Первый «Семейный портрет» (1911, ГРМ), изображающий жену художника и их детей Наташу и Мишу, стилистически напоминает «Бой быков»; по словам самого Кончаловского, его контрастная цветовая гамма навеяна Испанией. «Все время, пока я жил в Испании, меня преследовала мысль овладеть искусством упрощенного синтетического цвета. Эту же задачу я решал в портрете жены и детей 1911 г. В нем, по-испански, доминируют два цвета: черный и белый. <…> Введенная в фон китайская картина служит аккомпанементом этим основным тонам. В ней снова дано черное, серое и повторные ноты для красного – розовые жабры рыбы и зеленого — голубовато-зеленая волна»12. Декоративность здесь также соединяется с чертами народной эстетики. Пространство уплощено, персонажи представлены на «авансцене», перед занавесом, закрывающем ход в глубину. Второе важное качество — условная трактовка человека (критики называли персонажей Кончаловского «глиняными куклами»), которой автор достигает с помощью лаконичного контура и условного цвета (так трактован, например, румянец на лице жены художника). Еще одна черта народной эстетики — торжественная статика, фронтальность поз, некое предстояние перед зрителем. «Семейный портрет» заставляет вспомнить и традиционные купеческие портреты, и парсуны ХVIII века, и даже иконы. Оттуда, из глубины веков, идет и сам жанр семейного портрета, и образ семьи как воплощение прочных родовых ценностей. А восточная картина позади изображенных — редкий пример в творчестве Кончаловского, убежденного «западника». Она напоминает о том значении, которое неопримитивисты придавали «восточным» корням нового искусства — и русского, и европейского.

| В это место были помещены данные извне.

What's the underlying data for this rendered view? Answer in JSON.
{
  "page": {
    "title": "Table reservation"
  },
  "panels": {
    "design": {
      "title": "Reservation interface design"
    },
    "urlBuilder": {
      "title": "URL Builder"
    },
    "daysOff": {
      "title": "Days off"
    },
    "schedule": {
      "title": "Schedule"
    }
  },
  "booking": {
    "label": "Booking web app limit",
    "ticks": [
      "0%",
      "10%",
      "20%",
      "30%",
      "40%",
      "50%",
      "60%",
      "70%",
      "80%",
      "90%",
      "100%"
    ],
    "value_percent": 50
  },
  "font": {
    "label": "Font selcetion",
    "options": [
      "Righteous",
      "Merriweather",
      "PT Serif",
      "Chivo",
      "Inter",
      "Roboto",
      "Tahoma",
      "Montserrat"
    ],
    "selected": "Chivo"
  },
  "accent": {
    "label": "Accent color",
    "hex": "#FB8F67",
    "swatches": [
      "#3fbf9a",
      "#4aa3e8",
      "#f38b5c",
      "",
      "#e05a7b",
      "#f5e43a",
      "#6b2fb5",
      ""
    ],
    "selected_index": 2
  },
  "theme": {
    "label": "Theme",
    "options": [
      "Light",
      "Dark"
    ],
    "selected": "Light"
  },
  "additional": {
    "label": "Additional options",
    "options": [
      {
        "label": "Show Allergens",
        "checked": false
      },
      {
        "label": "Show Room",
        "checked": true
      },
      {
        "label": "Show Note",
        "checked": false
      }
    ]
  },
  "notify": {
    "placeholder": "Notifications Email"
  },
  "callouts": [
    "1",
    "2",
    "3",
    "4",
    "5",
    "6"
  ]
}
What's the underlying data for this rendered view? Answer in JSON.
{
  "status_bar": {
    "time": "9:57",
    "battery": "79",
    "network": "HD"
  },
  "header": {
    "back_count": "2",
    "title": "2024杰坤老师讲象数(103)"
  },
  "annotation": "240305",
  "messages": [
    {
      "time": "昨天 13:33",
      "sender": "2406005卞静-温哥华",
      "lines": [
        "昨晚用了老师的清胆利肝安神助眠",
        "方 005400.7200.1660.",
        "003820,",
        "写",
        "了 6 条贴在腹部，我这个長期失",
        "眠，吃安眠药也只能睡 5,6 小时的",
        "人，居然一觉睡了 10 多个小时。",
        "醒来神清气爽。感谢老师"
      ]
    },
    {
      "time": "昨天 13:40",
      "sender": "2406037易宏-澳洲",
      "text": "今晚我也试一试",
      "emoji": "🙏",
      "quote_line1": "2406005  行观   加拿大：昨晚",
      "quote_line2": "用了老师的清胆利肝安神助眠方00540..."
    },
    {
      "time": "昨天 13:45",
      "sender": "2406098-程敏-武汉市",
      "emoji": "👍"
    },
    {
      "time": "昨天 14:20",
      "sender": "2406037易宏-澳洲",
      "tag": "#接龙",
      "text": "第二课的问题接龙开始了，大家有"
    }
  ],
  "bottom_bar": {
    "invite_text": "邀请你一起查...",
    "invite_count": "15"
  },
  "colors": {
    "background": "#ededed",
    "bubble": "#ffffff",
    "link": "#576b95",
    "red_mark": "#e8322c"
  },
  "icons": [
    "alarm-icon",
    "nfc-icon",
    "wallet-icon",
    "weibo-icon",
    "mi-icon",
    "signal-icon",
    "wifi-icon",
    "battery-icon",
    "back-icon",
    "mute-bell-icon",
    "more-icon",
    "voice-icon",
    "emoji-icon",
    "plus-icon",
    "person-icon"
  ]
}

Второй семейный портрет Кончаловский написал в Сиене, где жил с семьей летом 1912 года. Многими чертами он напоминает своего предшественника. Но сам художник, а вслед за ним и искусствоведы отмечали то новое, что было найдено в этом произведении под воздействием сиенских фресок эпохи треченто.

 «Плоскостное, ярко декоративное строение портрета 1911 г., — писал В.Никольский, — сменяется теперь пространственным; гамма красок еще скромна, от нее, пожалуй, веет испанскими впечатлениями, но розовая стена комнаты говорит уже о новых восприятиях художника, об его стремлениях к фресковому стилю, которое подчеркивается и самыми размерами холста»13. Сам Кончаловский рассказывал: «Круглоту композиции, ее пространственность особенно четко показывала здесь дверь с лестницей за спиной жены, в самой высокой точке полукружия. Сиена и дала мне ту монументальность в композиции, которая есть в этом портрете. В цветовом его решении я держался примитивных упрощенных тонов — в фресках тоже все страшно упрощено <…>»14.

Показанный на выставке общества «Бубновый валет» в 1913 году, «Сиенский портрет» сразу же вызвал критические отзывы. Я.Тугендхольд, например, нашел, что он «слишком велик для лубка и слишком пуст (в смысле композиции) для фрески»15. Но «пустота» и простота компоновки была осознанной. Кончаловский был убежден, что «самое главное, что должно быть в искусстве всякого художника — искание своего стиля. В довоенных вещах [то есть до 1914 года] я полон крайностей, я гиперболичен подчас, но это потому, что я искал тогда стиля в жесткости, грубости, в простоте. Все великие любимые мною писатели — стилисты и мастера величайшей простоты — Шекспир, Гете, Пушкин, Байрон…»16

Новизна обоих портретов заключается не только в необычном соединении авангардных и архаических форм. В век разрушения патриархальных ценностей, разобщенности, поражающей семейные отношения (вспомним, к примеру, пьесу А.М.Горького «Мещане»), Кончаловский представил свою семью как нерасторжимую общность людей, объединенных кровным и душевным родством, и это сообщает их содружеству жизненную прочность и здоровье.

Примитивистский период в творчестве Кончаловского завершился около 1912 года. Через пять лет художник написал еще один семейный портрет с теми же персонажами. Размерами и расстановкой фигур он напоминает оба предыдущие. Но этим, пожалуй, сходство и ограничивается.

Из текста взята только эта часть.